Travelled with the big truck which carries the cooking bench and all equipment, fridge, generator etc. with the two troopies full of crew, cameras and lighting back 15 mins. past Blackstone to “Singing Rocks”, a sacred sight, where we set up the Desert Kitchen bench in a fabulous setting, with some artworks on the rocks behind us. The rocks there are very high in iron ore & nickel (I think) and they are amazing, a beautiful colour and sound just like metal when you throw one on to another.!! Finally got into the filming after hours of set up time – framing the shots and pans, focus, lighting, white balance checks, sound checks etc.etc., quite a job for Phil with 5 different cameras & three lapel mikes to think about. Firstly I got Nara (our Aboriginal host of the series) and Magdalena (local cultural advisor) into the vegetable prep while I plucked and gutted the turkey, which I found easier than plucking wild duck actually, because I think of the much larger feathers. Was amazed to find a huge rock hard lump in the guts, as big as my fist, which I found was the stomach, full of stones, I guess to grind down the seeds/foods etc.
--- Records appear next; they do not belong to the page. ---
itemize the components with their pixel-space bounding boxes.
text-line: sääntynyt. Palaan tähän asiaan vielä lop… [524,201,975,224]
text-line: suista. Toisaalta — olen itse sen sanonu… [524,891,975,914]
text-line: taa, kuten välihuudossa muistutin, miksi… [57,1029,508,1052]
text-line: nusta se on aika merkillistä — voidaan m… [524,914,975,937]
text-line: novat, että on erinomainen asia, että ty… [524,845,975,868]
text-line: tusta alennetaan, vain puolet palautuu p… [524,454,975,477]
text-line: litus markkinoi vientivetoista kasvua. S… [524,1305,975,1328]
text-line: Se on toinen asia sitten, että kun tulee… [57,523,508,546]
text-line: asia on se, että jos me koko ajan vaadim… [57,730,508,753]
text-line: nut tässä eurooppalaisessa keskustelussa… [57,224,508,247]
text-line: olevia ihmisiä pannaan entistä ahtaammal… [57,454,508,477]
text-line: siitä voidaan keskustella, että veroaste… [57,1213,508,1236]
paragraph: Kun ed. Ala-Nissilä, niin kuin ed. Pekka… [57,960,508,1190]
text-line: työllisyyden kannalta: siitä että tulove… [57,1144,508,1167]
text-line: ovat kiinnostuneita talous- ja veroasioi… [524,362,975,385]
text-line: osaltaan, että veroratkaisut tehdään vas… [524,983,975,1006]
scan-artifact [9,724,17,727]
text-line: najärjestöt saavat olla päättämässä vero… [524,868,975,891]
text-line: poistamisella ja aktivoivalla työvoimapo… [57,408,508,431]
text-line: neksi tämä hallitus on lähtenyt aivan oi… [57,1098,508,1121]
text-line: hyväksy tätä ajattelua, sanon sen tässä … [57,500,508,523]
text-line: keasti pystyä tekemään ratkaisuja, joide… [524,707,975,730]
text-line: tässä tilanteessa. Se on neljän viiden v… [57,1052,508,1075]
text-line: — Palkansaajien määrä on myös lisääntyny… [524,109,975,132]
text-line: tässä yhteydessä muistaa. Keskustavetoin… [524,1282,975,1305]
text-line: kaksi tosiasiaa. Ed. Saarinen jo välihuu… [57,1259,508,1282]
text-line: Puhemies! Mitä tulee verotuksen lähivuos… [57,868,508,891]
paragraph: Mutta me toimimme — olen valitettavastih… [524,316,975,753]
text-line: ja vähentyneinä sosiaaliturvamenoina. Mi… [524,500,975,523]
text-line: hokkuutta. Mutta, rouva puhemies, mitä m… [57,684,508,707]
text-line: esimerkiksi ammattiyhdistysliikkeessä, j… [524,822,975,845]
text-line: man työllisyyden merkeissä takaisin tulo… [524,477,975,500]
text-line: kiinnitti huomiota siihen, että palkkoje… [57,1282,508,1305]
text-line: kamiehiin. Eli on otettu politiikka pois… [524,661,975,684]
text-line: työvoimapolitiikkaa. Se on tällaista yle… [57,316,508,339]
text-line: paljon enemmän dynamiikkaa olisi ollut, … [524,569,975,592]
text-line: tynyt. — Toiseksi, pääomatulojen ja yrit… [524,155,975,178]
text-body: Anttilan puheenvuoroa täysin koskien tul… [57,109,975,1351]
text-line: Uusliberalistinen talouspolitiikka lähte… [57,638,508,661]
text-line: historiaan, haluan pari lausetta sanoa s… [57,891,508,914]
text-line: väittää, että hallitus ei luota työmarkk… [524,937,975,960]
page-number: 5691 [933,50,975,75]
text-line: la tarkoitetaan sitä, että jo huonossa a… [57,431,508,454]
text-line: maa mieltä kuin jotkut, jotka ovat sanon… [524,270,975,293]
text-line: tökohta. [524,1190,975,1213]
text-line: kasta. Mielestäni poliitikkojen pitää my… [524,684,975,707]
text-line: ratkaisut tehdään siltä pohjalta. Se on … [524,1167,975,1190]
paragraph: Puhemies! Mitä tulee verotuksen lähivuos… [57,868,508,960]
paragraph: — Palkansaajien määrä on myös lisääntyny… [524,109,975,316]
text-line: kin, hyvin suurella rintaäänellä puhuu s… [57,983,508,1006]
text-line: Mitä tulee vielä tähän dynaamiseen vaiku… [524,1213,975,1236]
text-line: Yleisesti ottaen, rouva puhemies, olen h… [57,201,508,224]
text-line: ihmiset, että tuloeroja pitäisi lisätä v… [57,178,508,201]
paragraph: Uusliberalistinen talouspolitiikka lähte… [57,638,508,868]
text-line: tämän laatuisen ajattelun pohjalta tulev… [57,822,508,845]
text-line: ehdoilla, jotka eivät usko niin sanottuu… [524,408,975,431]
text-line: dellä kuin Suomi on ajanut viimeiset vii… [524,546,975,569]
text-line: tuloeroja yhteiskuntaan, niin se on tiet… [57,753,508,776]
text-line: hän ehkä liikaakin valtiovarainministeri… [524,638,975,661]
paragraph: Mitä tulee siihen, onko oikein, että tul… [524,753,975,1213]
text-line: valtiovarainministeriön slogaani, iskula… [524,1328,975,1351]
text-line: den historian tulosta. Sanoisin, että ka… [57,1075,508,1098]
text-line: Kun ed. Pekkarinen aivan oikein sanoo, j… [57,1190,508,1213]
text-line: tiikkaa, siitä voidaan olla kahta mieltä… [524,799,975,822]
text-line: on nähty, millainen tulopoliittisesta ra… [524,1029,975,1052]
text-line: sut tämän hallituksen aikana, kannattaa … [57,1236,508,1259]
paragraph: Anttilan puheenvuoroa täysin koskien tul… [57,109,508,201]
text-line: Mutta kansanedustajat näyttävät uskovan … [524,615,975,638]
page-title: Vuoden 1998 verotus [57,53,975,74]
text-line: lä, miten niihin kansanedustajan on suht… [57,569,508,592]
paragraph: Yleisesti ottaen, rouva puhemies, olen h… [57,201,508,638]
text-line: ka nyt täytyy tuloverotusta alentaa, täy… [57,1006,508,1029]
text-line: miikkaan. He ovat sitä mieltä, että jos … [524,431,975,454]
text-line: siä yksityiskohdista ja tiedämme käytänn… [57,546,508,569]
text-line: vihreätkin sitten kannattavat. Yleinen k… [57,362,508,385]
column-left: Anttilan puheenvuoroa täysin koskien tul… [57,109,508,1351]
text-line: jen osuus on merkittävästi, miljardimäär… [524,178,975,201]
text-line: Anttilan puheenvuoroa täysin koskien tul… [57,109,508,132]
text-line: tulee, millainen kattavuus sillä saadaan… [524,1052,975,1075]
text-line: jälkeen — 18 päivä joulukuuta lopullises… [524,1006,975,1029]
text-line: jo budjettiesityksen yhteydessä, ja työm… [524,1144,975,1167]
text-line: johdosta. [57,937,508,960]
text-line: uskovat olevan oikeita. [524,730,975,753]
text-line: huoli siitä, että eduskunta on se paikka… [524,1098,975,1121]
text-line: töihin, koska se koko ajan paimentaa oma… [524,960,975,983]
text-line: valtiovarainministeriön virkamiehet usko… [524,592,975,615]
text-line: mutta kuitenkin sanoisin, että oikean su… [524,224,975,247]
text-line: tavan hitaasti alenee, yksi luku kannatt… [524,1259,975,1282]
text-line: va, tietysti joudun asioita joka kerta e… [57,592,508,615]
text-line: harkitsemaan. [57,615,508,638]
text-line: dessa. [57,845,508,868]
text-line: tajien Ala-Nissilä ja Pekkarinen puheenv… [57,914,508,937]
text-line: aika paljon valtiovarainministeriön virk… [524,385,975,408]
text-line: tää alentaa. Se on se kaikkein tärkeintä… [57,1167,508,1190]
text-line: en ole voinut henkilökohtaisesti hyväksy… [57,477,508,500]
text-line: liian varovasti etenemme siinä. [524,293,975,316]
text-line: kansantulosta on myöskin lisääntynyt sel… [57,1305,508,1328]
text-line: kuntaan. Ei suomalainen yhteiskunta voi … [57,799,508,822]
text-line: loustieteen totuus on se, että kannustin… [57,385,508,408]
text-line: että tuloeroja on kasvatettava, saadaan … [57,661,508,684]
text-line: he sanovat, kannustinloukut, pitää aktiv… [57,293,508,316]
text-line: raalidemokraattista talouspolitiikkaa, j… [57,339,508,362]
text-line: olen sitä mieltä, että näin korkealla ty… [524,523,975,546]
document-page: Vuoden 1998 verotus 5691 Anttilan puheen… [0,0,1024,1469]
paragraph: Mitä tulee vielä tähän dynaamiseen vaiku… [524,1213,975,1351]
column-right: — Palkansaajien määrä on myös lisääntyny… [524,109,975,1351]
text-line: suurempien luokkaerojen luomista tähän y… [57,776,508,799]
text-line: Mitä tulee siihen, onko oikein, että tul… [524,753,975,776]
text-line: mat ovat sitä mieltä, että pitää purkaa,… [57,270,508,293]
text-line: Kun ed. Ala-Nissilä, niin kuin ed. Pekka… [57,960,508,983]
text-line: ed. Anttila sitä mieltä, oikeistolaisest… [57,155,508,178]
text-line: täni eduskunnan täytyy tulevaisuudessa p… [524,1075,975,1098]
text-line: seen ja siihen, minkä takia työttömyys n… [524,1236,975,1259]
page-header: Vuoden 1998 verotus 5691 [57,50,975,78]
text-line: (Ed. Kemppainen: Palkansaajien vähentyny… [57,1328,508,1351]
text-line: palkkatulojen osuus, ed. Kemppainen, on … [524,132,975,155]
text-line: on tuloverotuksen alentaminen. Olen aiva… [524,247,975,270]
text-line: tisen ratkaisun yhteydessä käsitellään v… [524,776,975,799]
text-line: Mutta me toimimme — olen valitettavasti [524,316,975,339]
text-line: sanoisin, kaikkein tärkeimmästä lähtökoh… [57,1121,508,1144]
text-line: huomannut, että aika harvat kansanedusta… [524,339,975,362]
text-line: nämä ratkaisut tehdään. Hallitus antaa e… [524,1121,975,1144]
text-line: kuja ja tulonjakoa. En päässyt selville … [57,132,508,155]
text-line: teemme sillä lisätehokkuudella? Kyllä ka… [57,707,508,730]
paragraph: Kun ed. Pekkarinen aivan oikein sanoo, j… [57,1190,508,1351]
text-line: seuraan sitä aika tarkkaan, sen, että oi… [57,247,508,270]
Next we filmed the braising of the duck in the orange lemon myrtle sauce, recipe attached. As a side dish, we did a combination of 2 min. noodles (sold in all the outback stores) and grated potato, a bit like a Rosti. By the time the turkey was actually tender is was completely dark, and after a complete rework of the lighting etc. we shot the closing scene. Everyone loved the dish, the flavour of the bird a very rich gamey taste was complimented by the fruity spicy glaze. After a difficult pack up in the dark hauling equipment over very rocky ground, it was 11.00pm before we finally got back into Wingellina – end of the first episode!!! In all, a huge effort from many people and loads of travel to get probably 15 mins of TV, and that’s without any post editing, graphics, animation etc., all to be done later at NG, after my return home.